Infrared Spectroscopic Evidence Supporting Heterogeneous Site Binding Models for Humic Substances

• Published in: Environmental science & technology Vol. 39; no. 17; pp. 6624 - 6631
• Main Authors: Lumsdon, David G, Fraser, Anthony R
• Format: Journal Article
• Language: English
• Published: Washington, DC American Chemical Society 01.09.2005
• Subjects: Adsorption; Benzopyrans - analysis; Binding Sites; Chemical bonds; Earth sciences; Earth, ocean, space; Environmental Monitoring; Exact sciences and technology; Fourier transforms; Geochemistry; Humic Substances - analysis; Hydrogen-Ion Concentration; Marine and continental quaternary; Mineralogy; Models, Chemical; Protons; Silicates; Soil contaminants; Soil Pollutants - analysis; Spectroscopy, Fourier Transform Infrared - methods; Spectroscopy, Fourier Transform Infrared - standards; Spectrum analysis; Surficial geology; Water geochemistry; Water Pollutants - analysis; fulvic acids; experimental studies; humic acids; models; Fourier transformation; hydrochemistry; solution; reflectance; infrared spectra; aqueous solutions; humic substances; soils
• ISSN: 0013-936X; 1520-5851
• DOI: 10.1021/es050180i

Infrared spectroscopy was used to corroborate predictions made by newly developed heterogeneous site binding models for humic substances. Experimental conditions to acquire the spectra of soil humic substances (humic and fulvic acid and a polysaccharide fraction) in an aqueous state using horizontal attenuated total reflectance Fourier transform infrared spectroscopy (HATR−FTIR) were established.

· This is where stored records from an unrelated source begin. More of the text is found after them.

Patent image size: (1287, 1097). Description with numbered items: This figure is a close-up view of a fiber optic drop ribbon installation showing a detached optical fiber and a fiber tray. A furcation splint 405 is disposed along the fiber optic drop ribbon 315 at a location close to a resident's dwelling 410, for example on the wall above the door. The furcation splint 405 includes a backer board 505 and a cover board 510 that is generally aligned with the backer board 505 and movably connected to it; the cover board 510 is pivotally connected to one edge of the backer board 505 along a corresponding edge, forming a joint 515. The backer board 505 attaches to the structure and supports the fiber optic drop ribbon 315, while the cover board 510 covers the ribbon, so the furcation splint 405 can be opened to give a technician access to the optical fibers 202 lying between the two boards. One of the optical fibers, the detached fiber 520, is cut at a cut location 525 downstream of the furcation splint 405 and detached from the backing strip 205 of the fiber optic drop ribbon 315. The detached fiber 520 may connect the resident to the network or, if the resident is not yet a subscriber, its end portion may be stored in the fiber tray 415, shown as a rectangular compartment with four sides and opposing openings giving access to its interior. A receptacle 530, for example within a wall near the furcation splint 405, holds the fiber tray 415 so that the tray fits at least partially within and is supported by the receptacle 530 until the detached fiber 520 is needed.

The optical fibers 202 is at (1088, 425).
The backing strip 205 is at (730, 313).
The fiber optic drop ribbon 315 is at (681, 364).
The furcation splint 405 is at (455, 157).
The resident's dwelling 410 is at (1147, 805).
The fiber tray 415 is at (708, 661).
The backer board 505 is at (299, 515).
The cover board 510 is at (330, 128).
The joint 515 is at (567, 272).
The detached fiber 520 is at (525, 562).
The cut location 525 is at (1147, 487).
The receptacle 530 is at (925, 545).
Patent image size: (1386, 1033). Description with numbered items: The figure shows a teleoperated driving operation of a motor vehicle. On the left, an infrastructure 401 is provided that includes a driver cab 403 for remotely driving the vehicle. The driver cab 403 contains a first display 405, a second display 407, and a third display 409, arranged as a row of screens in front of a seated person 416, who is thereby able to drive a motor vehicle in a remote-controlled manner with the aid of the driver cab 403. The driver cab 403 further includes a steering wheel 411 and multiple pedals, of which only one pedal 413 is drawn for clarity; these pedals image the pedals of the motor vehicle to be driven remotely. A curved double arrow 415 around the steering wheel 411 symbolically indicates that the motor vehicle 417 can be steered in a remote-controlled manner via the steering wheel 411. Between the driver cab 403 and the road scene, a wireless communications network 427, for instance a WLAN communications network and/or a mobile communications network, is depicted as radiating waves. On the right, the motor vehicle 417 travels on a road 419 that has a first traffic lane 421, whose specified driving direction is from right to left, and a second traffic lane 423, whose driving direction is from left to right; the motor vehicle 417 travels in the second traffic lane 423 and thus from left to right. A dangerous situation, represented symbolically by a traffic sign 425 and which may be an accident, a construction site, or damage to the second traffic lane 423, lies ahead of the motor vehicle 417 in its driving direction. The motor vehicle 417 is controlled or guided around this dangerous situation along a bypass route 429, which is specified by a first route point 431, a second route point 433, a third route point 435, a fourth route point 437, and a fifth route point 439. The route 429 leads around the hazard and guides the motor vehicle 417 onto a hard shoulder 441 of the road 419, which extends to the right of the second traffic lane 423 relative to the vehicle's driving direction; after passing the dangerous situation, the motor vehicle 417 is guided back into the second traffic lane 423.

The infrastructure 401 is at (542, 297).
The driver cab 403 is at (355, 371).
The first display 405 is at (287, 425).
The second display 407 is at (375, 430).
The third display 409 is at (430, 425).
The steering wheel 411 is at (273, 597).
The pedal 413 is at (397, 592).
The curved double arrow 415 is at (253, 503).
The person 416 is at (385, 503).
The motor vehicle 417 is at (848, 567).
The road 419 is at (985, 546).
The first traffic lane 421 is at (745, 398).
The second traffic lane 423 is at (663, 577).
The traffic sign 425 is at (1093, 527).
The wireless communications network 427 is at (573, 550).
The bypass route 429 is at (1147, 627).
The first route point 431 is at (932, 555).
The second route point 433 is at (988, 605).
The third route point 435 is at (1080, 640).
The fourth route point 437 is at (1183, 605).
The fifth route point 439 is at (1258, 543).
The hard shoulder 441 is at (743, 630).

Elimination of the water spectrum from that of the sample was achieved by spectral subtraction of the water peak at 2020 cm-1. A KSCN internal standard with an absorption band at 2067 cm-1 was used to verify the efficacy of the subtraction procedure. Spectral artifacts produced by the water spectrum subtraction and from contaminants within the humic materials have been identified. Three fulvic and one humic acid solution were examined in solutions of varying pH. Results show that the observed proportion of ionized carboxylate in relation to pH is consistent with models that assume electrostatic effects and a continuous distribution of proton association constants (log K H). The spectroscopic data were in accordance with calculations made using the generic humic and fulvic acid NICA−Donnan model parameters.